Hi Wotavidone, we call that kind of stone "Piedra Pome" in spanish, we really don't have any volcanoes in Honduras but there are many in the countries nearby in Central America like (Guatemala, El Salvador, Nicaragua and Costa Rica) and I think we can find it in the local market.
Is there any particular way (Amounts and method) to make this "Piedra Pome Mix" with cement.? and How much insulation you think this may give in a 2" or 3" Layer?.
Thanks a lot for your answer.

[texassourdough]

Hi Joaam!

The lava is a good idea. The goal is air pockets. A "matrix" of aerated lava and refractory will work. You probably want at least two inches of refractory on top to create mass for heating (and firebrick or another inch/inch and a half of refractory cement. Mass is important - but you don't want heat leaking to the world...any more than you have to!

Good Luck!
Jay

[Lburou]

Hello Joaam

You may get lucky and find a concrete block supplier who can supply you with insulation to pour into the voids of the blocks, providing insulation for filling the cavities in a block wall. That insulation will very likely be vermiculite. I bought my vermiculite from a concrete block supplier. Its worth another search, good luck.

Best Regards,

P.S. The vermiculite based product I used was Zonolite, (Masonry Insulation for block walls and cavity fills).

[Joaam]

Thanks Lburou for your Advice, I'll try that approach also and will contact block suppliers to ask if they have any material for insulation that can be used in the cavities of the blocks.

Best regards
Joaam

[brickie in oz]

You can use aerated blocks for the under floor if you can find them.

Google

[Cheesesteak]

I would say to consider using sand. I've read some say that sand is a poor insulator - but that's simply not so - so long as the sand stays dry.

Some things to consider:
Sand has an approximate thermal conductivity (K value) of around 0.17 (depending on type of sand), which means it is a very poor conductor and a reasonable insulator.

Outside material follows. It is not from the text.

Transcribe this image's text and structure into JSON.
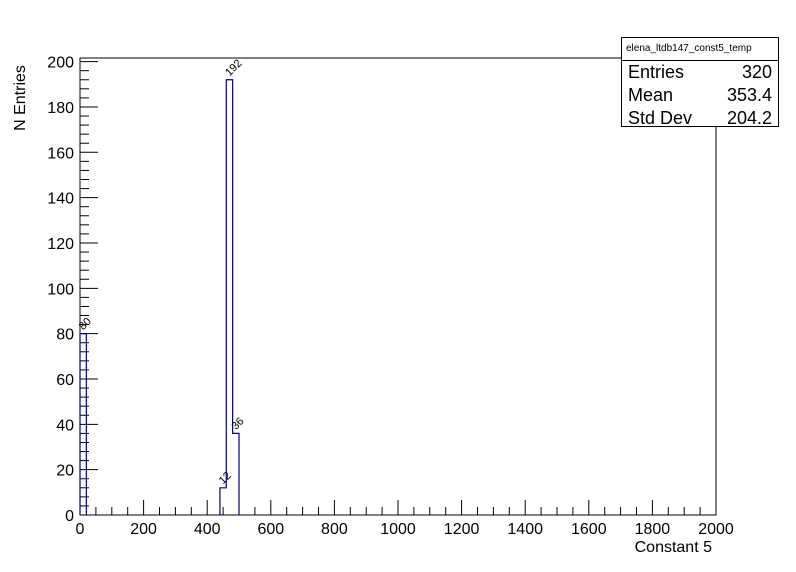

Wet sand, however, is a very good conductor, with a K value of 1.25, which means it's (wet sand) not a good insulator.

Volcanic Rock (tuff) has a K value of anywhere from 0.5 - 2.5 - which means it's not as good of an insulator as sand.

Compare that to fiber insulating boards which usually have a K value of around 0.04 . . . .

That should give you some comparison.

NOTE: K-value is a measure of heat conductivity of a particular material. Specifically, it is the measure of the amount of heat, in BTUs per hour, that will be transmitted through one square foot of material that is one inch thick to cause a temperature change of one degree Fahrenheit from one side of the material to the other. The lower the K-value for a material, the better it insulates. If the K-value of the material is known, the R-value per inch can be determined by dividing 1 by the K-value (R-value per inch = 1/K value). The LOWER a K-Value, the better its performance as an insulator.